La perception négative de l’impôt se justifie également par le caractère jugé injuste de l’impôt (la faible imposition des revenus mobiliers et immobiliers par rapport aux revenus du travail en est l’illustration la plus évidente) et par le constat que la redistribution laisse de grandes inégalités. À cet égard, la conscience individuelle de disposer d’un revenu disponible suffisant ou pas pour pouvoir vivre correctement (couplée au sentiment d’injustice face à la richesse ostentatoire des plus hauts revenus) est évidemment un élément qui joue un rôle majeur dans une approche plus ou moins positive de l’impôt.
Enfin, la question de l’ampleur et du coût réel des services publics et non-marchands que financent les recettes fiscales est également centrale dans la perception de l’impôt : de manière générale, les citoyens ont souvent une vision limitée de ces questions, soit parce qu’ils n’en voient pas l’usage pour eux-mêmes (notamment lorsque les services ne leur bénéficient que de manière indirecte), soit parce qu’ils n’en mesurent pas le prix, qui peut être fort cher selon la nature des activités (par exemple, la recherche fondamentale ou la médecine moderne).
Conclusion
Le débat autour de l’impôt est certainement devenu l’un des plus difficiles à mener aujourd’hui. Parce que le mécanisme fiscal, qui dissocie le prélèvement de l’usage qui en sera fait, se situe à contre-courant de l’évolution générale des mentalités dans nos sociétés, notamment la sublimation de l’autonomie individuelle. Une évolution qui, surtout, est inspirée par le modèle libéral et par ce qu’il diffuse comme message idéologique (« Trop d’impôt tue l’impôt », ou « Moins d’État, c’est mieux d’État »), s’imposant dans les esprits, y compris chez ceux qui ont tout à perdre d’une détérioration de la protection sociale et des services publics et associatifs.

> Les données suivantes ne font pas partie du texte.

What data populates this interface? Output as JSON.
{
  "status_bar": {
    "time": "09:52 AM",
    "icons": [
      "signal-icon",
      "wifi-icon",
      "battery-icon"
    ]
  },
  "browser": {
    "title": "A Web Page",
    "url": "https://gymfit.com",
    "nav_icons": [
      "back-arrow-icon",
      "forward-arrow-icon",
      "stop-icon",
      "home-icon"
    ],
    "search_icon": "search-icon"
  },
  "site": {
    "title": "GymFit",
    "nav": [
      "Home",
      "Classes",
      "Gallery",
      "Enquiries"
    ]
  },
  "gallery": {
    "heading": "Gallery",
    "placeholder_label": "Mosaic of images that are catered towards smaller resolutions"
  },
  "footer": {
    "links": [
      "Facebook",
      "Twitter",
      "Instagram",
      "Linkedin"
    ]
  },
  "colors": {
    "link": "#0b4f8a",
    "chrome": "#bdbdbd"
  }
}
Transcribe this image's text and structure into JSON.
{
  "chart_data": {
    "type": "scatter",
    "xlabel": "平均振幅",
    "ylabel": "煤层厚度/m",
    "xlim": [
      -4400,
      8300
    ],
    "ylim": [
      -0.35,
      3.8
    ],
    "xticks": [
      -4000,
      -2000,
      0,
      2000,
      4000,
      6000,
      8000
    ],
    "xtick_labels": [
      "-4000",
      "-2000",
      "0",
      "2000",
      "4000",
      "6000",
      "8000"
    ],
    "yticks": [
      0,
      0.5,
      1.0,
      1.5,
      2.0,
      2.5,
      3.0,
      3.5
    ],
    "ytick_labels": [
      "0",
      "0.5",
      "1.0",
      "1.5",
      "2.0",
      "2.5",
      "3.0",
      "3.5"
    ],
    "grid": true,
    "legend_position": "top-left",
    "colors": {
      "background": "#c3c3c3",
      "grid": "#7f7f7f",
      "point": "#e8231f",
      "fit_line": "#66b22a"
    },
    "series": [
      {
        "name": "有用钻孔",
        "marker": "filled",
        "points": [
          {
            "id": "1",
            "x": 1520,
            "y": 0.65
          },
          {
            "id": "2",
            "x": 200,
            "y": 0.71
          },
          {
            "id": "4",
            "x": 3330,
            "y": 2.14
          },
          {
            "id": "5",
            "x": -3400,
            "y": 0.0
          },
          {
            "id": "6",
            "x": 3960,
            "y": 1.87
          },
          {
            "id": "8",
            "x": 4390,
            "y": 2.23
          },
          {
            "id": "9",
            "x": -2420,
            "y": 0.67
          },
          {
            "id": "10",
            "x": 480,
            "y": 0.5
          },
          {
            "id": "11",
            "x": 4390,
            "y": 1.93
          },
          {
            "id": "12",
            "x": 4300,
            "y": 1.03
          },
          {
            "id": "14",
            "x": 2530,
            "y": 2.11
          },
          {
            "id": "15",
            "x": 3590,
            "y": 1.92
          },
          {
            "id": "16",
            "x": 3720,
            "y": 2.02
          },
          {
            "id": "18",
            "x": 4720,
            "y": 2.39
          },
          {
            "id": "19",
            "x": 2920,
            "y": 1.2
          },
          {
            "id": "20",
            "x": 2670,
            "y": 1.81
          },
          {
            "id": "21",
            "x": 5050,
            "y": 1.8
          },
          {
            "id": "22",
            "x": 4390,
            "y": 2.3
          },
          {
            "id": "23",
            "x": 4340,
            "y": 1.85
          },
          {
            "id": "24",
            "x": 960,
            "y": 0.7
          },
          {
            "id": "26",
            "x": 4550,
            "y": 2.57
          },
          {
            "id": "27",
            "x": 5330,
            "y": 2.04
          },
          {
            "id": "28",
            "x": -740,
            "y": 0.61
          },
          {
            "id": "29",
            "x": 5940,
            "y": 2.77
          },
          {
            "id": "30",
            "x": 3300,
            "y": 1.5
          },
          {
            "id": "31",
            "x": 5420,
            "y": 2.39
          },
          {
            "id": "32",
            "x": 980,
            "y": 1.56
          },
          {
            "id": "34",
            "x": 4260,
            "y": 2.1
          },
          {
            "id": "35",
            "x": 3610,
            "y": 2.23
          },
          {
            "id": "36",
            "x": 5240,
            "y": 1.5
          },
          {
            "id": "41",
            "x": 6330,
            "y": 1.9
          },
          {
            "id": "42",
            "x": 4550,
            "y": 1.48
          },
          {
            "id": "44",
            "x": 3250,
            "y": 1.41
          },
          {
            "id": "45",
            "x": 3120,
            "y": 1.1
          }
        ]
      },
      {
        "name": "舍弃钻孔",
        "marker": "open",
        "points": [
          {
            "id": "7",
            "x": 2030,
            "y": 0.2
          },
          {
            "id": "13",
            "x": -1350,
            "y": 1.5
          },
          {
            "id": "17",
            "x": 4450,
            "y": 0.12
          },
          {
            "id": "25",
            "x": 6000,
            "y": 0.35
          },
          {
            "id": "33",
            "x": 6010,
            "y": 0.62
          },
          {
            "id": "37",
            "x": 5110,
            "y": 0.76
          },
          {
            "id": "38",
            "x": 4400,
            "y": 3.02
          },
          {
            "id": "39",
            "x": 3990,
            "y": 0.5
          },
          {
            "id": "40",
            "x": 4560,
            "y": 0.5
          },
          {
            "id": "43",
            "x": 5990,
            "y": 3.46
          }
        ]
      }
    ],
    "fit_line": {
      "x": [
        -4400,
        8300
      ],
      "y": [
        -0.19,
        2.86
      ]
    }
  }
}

C’est une mission essentielle de l’éducation permanente et des mouvements sociaux d’initier la réflexion collective à ce sujet, et de positionner la justice fiscale comme un enjeu central d’une démocratie moderne.
Cet article est paru en version courte dans la revue « Cahiers de l’Éducation permanente » (PAC), n° 35, 2009.
1. Soit un compromis entre le travail et le capital, entre l’État et le marché, et entre la compétition et la solidarité.
2. Le terme « transfert » suivant la terminologie économique est un flux financier sans contrepartie directe comme dans le cas des prestations sociales, même si indirectement, ce sont les cotisations et les impôts qui ont servi à les financer. Le mot « transfert » peut être aussi compris suivant le langage courant pour indiquer dans notre propos un glissement dans le temps et un « retour » des « prélèvements » sous forme de prestations sociales.
3. En 2007, les prestations sociales totales (y compris notamment le RIS et les allocations pour personnes handicapées) représentaient 74,7 milliards d’euros pour 150,5 milliards de recettes fiscales et parafiscales (cotisations) — sur un PIB de 334,9 milliards —, dont 37,4 milliards d’impôts sur le revenu des ménages, et 46,5 milliards de cotisations sociales (Rapport 2008 de la BNB).
4. Notamment près de 4,8 milliards d’euros de réductions de cotisations patronales et 2,2 milliards de subventions salariales en 2007 (Bureau fédéral du Plan, 2006).
5. Un article toujours d’actualité sur ce sujet : « Le contribuable et le citoyen », Pierre Reman et Patrick Feltesse, Reflets et perspectives, 1999/4.